Au cœur de l’activité : un épisode de la série « C’est la vie », largement reconnue pour aborder sans détour les réalités liées à la sexualité en Afrique. Après le visionnage, place à un débat interactif. Réactions à chaud, questions guidées et partages d’expériences ont rythmé les échanges. Les participants ont d’abord exprimé leurs impressions sur les personnages et les scènes marquantes, avant d’aborder plus en profondeur les thématiques liées à la sexualité.
« Les adolescents ont été très réactifs.

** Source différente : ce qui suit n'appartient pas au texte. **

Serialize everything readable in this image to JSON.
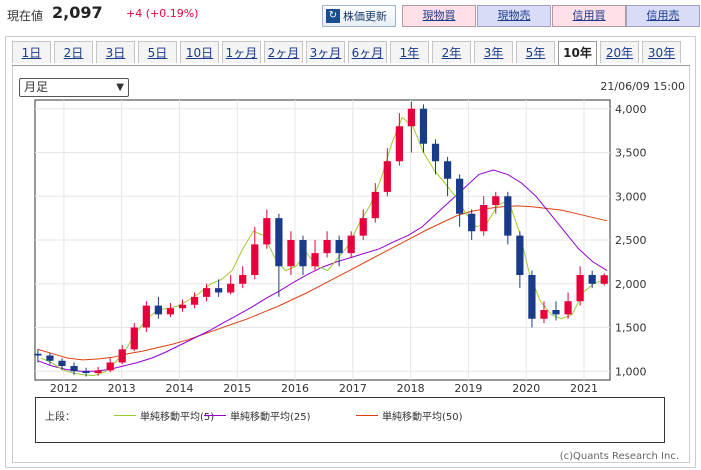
{
  "quote": {
    "label": "現在値",
    "price": "2,097",
    "change": "+4 (+0.19%)"
  },
  "buttons": {
    "refresh": "株価更新",
    "spot_buy": "現物買",
    "spot_sell": "現物売",
    "margin_buy": "信用買",
    "margin_sell": "信用売"
  },
  "tabs": [
    "1日",
    "2日",
    "3日",
    "5日",
    "10日",
    "1ヶ月",
    "2ヶ月",
    "3ヶ月",
    "6ヶ月",
    "1年",
    "2年",
    "3年",
    "5年",
    "10年",
    "20年",
    "30年"
  ],
  "active_tab": "10年",
  "period_select": "月足",
  "timestamp": "21/06/09 15:00",
  "legend": {
    "title": "上段：",
    "items": [
      "単純移動平均(5)",
      "単純移動平均(25)",
      "単純移動平均(50)"
    ]
  },
  "copyright": "(c)Quants Research Inc.",
  "colors": {
    "up": "#e8003c",
    "down": "#1a3a8a",
    "ma5": "#9acd32",
    "ma25": "#9400d3",
    "ma50": "#e04010"
  },
  "chart_data": {
    "type": "candlestick",
    "title": "",
    "x_ticks": [
      "2012",
      "2013",
      "2014",
      "2015",
      "2016",
      "2017",
      "2018",
      "2019",
      "2020",
      "2021"
    ],
    "y_ticks": [
      "1,000",
      "1,500",
      "2,000",
      "2,500",
      "3,000",
      "3,500",
      "4,000"
    ],
    "ylim": [
      900,
      4100
    ],
    "x_start": 2011.5,
    "x_end": 2021.45,
    "ma5": [
      1150,
      1100,
      1020,
      980,
      960,
      950,
      990,
      1100,
      1250,
      1450,
      1600,
      1700,
      1720,
      1750,
      1820,
      1900,
      2000,
      2050,
      2150,
      2400,
      2600,
      2550,
      2300,
      2150,
      2200,
      2350,
      2200,
      2150,
      2300,
      2450,
      2700,
      2900,
      3200,
      3600,
      3900,
      3800,
      3500,
      3300,
      3150,
      3000,
      2800,
      2650,
      2700,
      2900,
      2950,
      2600,
      2100,
      1800,
      1650,
      1600,
      1650,
      1900,
      2000,
      2050
    ],
    "ma25": [
      1120,
      1060,
      1020,
      1000,
      1000,
      1020,
      1060,
      1100,
      1150,
      1220,
      1300,
      1380,
      1460,
      1550,
      1640,
      1730,
      1830,
      1920,
      2020,
      2110,
      2190,
      2250,
      2300,
      2350,
      2400,
      2480,
      2550,
      2650,
      2800,
      2950,
      3100,
      3250,
      3300,
      3250,
      3150,
      3000,
      2800,
      2600,
      2400,
      2250,
      2150
    ],
    "ma50": [
      1250,
      1200,
      1150,
      1130,
      1140,
      1160,
      1200,
      1230,
      1270,
      1310,
      1360,
      1420,
      1480,
      1540,
      1600,
      1670,
      1740,
      1820,
      1900,
      1990,
      2080,
      2170,
      2260,
      2350,
      2440,
      2530,
      2620,
      2700,
      2780,
      2830,
      2860,
      2880,
      2890,
      2880,
      2860,
      2840,
      2800,
      2760,
      2720
    ],
    "candles": [
      [
        1200,
        1180,
        1250,
        1100
      ],
      [
        1180,
        1120,
        1210,
        1080
      ],
      [
        1120,
        1060,
        1150,
        1020
      ],
      [
        1060,
        1000,
        1100,
        960
      ],
      [
        1000,
        980,
        1040,
        940
      ],
      [
        980,
        1010,
        1050,
        950
      ],
      [
        1010,
        1100,
        1150,
        990
      ],
      [
        1100,
        1250,
        1300,
        1080
      ],
      [
        1250,
        1500,
        1550,
        1230
      ],
      [
        1500,
        1750,
        1800,
        1450
      ],
      [
        1750,
        1650,
        1850,
        1600
      ],
      [
        1650,
        1720,
        1780,
        1620
      ],
      [
        1720,
        1760,
        1820,
        1680
      ],
      [
        1760,
        1850,
        1900,
        1720
      ],
      [
        1850,
        1950,
        2000,
        1800
      ],
      [
        1950,
        1900,
        2050,
        1850
      ],
      [
        1900,
        2000,
        2100,
        1880
      ],
      [
        2000,
        2100,
        2200,
        1950
      ],
      [
        2100,
        2450,
        2650,
        2050
      ],
      [
        2450,
        2750,
        2850,
        2400
      ],
      [
        2750,
        2200,
        2800,
        1850
      ],
      [
        2200,
        2500,
        2600,
        2100
      ],
      [
        2500,
        2200,
        2550,
        2100
      ],
      [
        2200,
        2350,
        2500,
        2150
      ],
      [
        2350,
        2500,
        2600,
        2300
      ],
      [
        2500,
        2350,
        2550,
        2200
      ],
      [
        2350,
        2550,
        2600,
        2300
      ],
      [
        2550,
        2750,
        2850,
        2500
      ],
      [
        2750,
        3050,
        3150,
        2700
      ],
      [
        3050,
        3400,
        3550,
        3000
      ],
      [
        3400,
        3800,
        3950,
        3350
      ],
      [
        3800,
        4000,
        4080,
        3500
      ],
      [
        4000,
        3600,
        4050,
        3500
      ],
      [
        3600,
        3400,
        3650,
        3250
      ],
      [
        3400,
        3200,
        3450,
        3000
      ],
      [
        3200,
        2800,
        3250,
        2650
      ],
      [
        2800,
        2600,
        2850,
        2500
      ],
      [
        2600,
        2900,
        3000,
        2550
      ],
      [
        2900,
        3000,
        3050,
        2800
      ],
      [
        3000,
        2550,
        3050,
        2450
      ],
      [
        2550,
        2100,
        2600,
        1950
      ],
      [
        2100,
        1600,
        2150,
        1500
      ],
      [
        1600,
        1700,
        1800,
        1550
      ],
      [
        1700,
        1650,
        1800,
        1580
      ],
      [
        1650,
        1800,
        1900,
        1600
      ],
      [
        1800,
        2100,
        2200,
        1750
      ],
      [
        2100,
        2000,
        2150,
        1950
      ],
      [
        2000,
        2097,
        2120,
        1980
      ]
    ]
  }
}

Ils ont posé beaucoup de questions et partagé leurs idées. Nous en avons profité pour leur apporter des informations essentielles. Certains ont même proposé des thèmes pour les prochaines rencontres, ce qui est très intéressant », a confié Floriane Akuete, militante féministe à Wetri Care.

La rencontre s’est achevée par un rappel des points clés abordés, suivi d’une orientation vers des ressources fiables pour permettre aux jeunes d’approfondir leurs connaissances.
Engagée dans la promotion de la dignité menstruelle ainsi que des droits sexuels et reproductifs, Wetri Care entend poursuivre ses actions en direction des jeunes. L’organisation invite davantage d’adolescents à rejoindre ses initiatives, soulignant l’importance d’un accès à l’information pour faire des choix éclairés. Elle se veut également un cadre d’accompagnement accessible à tout jeune désireux d’en apprendre davantage sur ces questions.